The culprit, a little known application that masquerades as an anti-spyware blocker, is called SpyStopper. If I'm correct, it's been surreptitiously installing three CWS (Cool Web Search) trojans each time my rig boots (or each time the application is activated). To understand just how notorious CWS trojans are, allow me to quote the author of the only effective defense against CWS intrusions; Merijn, who also wrote amongst other applications HijackThis and the widely respected CWShredder application:
There is one particularly bad piece of spyware that has been grouped into a family known as "coolwebsearch". CWS is an extremely well written, extremely hard to kill piece of spyware. It is so "hooked" into the system that until CWShredder came around, some people wrote it off as impossible to remove without breaking windows.
Here's a quote from InfoWorks Technology Company website, the makers of SpyStopper:
Hackers, advertisers, and corporations may use Web bugs, spyware, adware, cookies, worms, advertisements, scripts, and other intrusive devices to gain access to your information and invade your privacy. SpyStopper is designed to block those devices that are used to track and profile you..
I've been running CWSshredder for almost as long as I've been running SpyStopper, until last night I couldn't work out why the CWS trojans kept returning.
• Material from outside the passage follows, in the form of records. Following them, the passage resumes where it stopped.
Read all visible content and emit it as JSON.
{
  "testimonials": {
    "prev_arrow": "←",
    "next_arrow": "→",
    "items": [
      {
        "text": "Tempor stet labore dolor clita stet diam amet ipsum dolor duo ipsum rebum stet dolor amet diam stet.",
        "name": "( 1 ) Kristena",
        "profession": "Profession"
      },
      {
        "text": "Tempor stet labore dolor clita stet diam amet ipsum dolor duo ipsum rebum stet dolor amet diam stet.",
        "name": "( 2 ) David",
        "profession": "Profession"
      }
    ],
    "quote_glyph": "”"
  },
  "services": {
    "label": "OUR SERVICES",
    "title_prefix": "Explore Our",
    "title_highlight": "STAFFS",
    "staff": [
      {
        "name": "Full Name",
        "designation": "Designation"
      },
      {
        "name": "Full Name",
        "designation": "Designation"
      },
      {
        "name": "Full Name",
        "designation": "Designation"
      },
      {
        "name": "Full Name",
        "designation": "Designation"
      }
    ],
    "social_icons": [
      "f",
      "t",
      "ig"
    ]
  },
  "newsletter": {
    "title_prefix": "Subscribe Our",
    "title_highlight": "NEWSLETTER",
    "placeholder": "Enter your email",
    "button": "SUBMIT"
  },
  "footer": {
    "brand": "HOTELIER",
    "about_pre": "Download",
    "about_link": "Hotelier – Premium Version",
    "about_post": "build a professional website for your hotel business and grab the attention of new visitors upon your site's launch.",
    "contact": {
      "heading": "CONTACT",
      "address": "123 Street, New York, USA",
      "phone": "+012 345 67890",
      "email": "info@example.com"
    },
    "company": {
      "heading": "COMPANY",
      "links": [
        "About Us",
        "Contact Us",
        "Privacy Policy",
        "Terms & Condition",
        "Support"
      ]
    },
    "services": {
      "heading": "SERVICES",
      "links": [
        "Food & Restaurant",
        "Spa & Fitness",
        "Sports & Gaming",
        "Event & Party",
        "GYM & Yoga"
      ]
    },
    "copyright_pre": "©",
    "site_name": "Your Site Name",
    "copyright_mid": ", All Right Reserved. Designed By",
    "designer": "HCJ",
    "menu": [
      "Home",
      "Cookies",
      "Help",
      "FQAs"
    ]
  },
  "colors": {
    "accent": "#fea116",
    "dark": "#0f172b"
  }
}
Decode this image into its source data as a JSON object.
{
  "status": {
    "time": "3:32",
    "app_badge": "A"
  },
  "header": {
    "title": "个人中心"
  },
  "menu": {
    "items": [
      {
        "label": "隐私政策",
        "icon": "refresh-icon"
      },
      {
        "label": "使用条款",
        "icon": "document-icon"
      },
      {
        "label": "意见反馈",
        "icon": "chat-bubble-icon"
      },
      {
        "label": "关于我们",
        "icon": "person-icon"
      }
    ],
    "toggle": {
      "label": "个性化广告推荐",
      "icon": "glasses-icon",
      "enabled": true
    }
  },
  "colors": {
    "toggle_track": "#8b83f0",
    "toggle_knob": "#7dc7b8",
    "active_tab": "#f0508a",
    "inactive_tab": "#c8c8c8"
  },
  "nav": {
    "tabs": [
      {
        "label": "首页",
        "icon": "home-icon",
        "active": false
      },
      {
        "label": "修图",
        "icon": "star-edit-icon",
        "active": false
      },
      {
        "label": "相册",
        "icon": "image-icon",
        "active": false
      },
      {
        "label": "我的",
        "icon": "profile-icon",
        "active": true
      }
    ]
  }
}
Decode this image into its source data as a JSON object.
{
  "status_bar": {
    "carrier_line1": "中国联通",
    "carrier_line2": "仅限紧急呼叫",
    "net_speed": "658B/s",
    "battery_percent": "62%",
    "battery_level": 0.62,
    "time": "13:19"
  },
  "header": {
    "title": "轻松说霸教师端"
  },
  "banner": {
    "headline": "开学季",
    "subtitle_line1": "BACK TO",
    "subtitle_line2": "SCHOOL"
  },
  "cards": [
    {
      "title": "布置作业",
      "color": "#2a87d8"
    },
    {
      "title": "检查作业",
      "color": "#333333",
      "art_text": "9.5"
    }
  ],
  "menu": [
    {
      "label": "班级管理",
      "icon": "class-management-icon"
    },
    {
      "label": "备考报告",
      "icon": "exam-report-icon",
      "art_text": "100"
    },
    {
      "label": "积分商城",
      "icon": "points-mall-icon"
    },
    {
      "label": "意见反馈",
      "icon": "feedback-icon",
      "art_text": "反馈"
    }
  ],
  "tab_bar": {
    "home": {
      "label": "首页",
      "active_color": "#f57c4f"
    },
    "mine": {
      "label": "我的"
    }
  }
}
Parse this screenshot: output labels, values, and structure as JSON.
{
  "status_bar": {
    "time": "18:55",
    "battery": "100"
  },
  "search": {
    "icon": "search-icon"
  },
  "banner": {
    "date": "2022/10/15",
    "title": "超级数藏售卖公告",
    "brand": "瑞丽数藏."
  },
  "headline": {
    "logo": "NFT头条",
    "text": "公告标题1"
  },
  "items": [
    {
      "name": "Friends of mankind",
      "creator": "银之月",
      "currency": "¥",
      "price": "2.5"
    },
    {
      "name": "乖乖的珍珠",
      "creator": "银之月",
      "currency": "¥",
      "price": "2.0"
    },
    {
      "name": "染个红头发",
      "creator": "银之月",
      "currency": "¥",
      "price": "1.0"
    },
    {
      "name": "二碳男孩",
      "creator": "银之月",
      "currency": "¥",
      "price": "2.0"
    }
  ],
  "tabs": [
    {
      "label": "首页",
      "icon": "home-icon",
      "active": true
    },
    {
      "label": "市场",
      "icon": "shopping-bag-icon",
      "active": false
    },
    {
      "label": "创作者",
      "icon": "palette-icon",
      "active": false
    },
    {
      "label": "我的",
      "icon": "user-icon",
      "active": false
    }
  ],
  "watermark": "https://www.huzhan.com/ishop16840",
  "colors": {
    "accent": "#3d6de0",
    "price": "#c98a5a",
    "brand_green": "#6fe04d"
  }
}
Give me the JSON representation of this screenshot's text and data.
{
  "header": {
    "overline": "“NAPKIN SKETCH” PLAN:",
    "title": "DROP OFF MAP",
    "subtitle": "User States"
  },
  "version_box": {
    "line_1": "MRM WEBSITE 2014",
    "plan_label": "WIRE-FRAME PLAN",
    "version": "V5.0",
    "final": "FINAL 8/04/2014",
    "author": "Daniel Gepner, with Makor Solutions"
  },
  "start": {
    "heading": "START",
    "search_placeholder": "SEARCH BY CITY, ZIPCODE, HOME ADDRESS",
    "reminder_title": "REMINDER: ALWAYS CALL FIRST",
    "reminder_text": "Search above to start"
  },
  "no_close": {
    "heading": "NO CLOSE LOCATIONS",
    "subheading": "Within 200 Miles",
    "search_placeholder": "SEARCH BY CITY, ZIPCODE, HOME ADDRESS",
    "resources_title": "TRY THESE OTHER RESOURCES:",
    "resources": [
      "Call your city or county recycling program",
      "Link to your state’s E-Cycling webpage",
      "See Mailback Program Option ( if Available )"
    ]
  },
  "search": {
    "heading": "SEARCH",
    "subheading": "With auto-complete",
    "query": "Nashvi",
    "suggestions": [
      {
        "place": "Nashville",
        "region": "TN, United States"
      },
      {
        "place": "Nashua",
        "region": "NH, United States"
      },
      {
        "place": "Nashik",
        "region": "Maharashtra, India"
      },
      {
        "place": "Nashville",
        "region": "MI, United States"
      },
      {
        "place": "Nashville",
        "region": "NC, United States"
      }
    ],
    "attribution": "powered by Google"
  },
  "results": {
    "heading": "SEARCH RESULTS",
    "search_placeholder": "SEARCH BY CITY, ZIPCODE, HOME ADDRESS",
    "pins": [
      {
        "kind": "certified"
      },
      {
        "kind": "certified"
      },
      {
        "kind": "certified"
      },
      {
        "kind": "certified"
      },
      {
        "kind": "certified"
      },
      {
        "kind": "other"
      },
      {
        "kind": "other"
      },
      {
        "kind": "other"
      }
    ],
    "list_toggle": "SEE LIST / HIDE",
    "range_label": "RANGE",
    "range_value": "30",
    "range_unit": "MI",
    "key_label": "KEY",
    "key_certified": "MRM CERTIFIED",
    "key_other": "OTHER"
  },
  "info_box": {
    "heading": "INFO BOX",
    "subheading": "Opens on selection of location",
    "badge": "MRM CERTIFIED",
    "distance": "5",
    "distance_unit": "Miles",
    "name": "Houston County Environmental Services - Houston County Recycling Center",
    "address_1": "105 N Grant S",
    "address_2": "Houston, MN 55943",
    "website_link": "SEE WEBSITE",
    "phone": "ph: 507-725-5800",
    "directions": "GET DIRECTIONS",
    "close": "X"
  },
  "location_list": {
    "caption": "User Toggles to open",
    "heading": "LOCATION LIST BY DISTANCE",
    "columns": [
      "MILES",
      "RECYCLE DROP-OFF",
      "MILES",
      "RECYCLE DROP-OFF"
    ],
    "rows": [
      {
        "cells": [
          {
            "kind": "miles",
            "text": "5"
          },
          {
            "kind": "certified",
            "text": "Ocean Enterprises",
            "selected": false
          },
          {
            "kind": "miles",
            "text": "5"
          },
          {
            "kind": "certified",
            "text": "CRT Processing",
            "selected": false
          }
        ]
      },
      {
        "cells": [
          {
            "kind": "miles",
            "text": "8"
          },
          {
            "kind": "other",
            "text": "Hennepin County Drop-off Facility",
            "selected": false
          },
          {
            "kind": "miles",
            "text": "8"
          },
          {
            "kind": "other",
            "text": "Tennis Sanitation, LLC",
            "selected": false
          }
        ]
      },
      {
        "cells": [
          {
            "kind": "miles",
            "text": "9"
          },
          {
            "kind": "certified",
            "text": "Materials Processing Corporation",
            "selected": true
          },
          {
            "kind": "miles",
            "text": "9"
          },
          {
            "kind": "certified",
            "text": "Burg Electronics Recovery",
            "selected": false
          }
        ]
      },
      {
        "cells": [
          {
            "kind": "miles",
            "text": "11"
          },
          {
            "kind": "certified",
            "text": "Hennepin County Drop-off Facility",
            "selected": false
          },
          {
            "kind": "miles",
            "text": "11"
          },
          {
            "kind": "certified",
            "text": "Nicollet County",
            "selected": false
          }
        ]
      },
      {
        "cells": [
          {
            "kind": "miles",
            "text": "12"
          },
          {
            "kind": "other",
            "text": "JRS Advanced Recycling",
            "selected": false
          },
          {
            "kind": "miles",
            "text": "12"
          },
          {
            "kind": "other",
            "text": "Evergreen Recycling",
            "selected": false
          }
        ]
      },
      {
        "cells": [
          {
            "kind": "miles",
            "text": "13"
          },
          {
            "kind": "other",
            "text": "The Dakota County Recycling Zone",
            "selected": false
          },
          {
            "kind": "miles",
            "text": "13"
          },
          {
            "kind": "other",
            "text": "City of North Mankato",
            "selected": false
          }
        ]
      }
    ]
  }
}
I didn't know why the updater for CWShredder always went dead when other on line updaters worked perfectly fine.
During a version update of SpyStopper, I deactivated the old version and forgot to reinstall the new one. I was off line, so I ran CWShredder purely out of habit. I noticed CWShredder was running much faster than usual and it kept telling me my rig was CWS trojan free. I also noted that SpyStopper wasn't installed. That's when I went back on line and tried the CWShredder updater and it worked (for the first time ever!). I then reinstalled the updated version of SpyStopper v3.0 and to my amazement the CWS trojans had returned, while the CWShredder updater went dead again. (v3.0 now contains three CWS trojans, as appossed to the one contained in v2.75).
I know this is a pretty serious accusation so before I land myself in legal chicken soup with InfoWorks Technology Company, I am going to ask as many of you as possible to confirm or dismiss this discovery by participating in a little experimentation.
First off, go to the InfoWorks Technology Company site and download their 15 day evaluation trial of SpyStopper.v3.0 . Then surf over to Spywareinfo.com , scroll down to the fourth box and download Merijn's CWShredder the latest version is v1.59, whilst you're over there take the time to read up about CWShredder and the CWS trojans if you're not already familiar with them.
Now here's the part where you need to be diligent. Before you install SpyStopper run CWShredder to insure there are no other CWS trojans already residing on your rig (CWS is prolific with more than 40 known variants, so don't be surprised if you find at least one). Once CWShredder has done its sweep, install SpyStopper and run CWShredder again. If my suspicions are correct, you will find CWShredder will flag up three variants of CWS trojans as a result of running SpyStopper:
Deactivate SpyStopper & run CWShredder, you'll notice all three trojans have vanished. Reactivate SpyStopper, run CWShredder again..., and the trojans are back.
At this point I have to raise my hand and confess that I don't know if the trojans are already on my rig and are being 'triggered' inadvertently by SpyStopper's activation, which seems far fetched, but this is where I need your help (I deactivated SpyStopper from launching at boot and got a clean sweep from CWShredder every time).
It's amusing and deeply ironic that InfoWorks Technology Company see fit to ensure the trojans only run when their 'anti-spyware' programme is running, nonetheless it casts a dubious shadow over all the applications they are selling. To add, each time SpyStopper boots, ZoneAlarm flags up an attempt by SpyStopper to establish itself as a server, this reinforces my suspicion that this application is doing much more than it 'says on the box', or the license agreement for that matter; I found this nestling in the agreement:
This software [the SpyStopper app?], and all accompanying files, data and materials [the trojans?], are distributed "AS IS" and with no warranties of any kind, whether express or implied. The user must assume the entire risk of using the program. This disclaimer of warranty constitutes an essential part of the agreement.
'All accompanying files, data and materials' could mean just about anything. It might absolve InfoWorks Technology Company from a legal stand point, but it wont protect their reputation or their sales if they are genuinely bundling notorious CWS trojans with their so called 'anti-spyware' applications. I can't think of a better way to insult your customers and take their money at the same time.
However, in defense of SpyStopper, the application 'does exactly what it says on the box' in a manner of speaking, it does 'block spyware, web bugs, worms, cookies, and other intrusive devices'. I've seen the number of ads and pop-ups virtually vanish, it works by using the 127.0.0.1 localhost loop-back trick by placing its own host file in the C:/WINDOWS folder. But in return, I believe, it holds an unforgivable secret which seriously undermines its claim to be a valid tool for spyware prevention.
Many thanks in advance for your participation, please post back and let me know your results.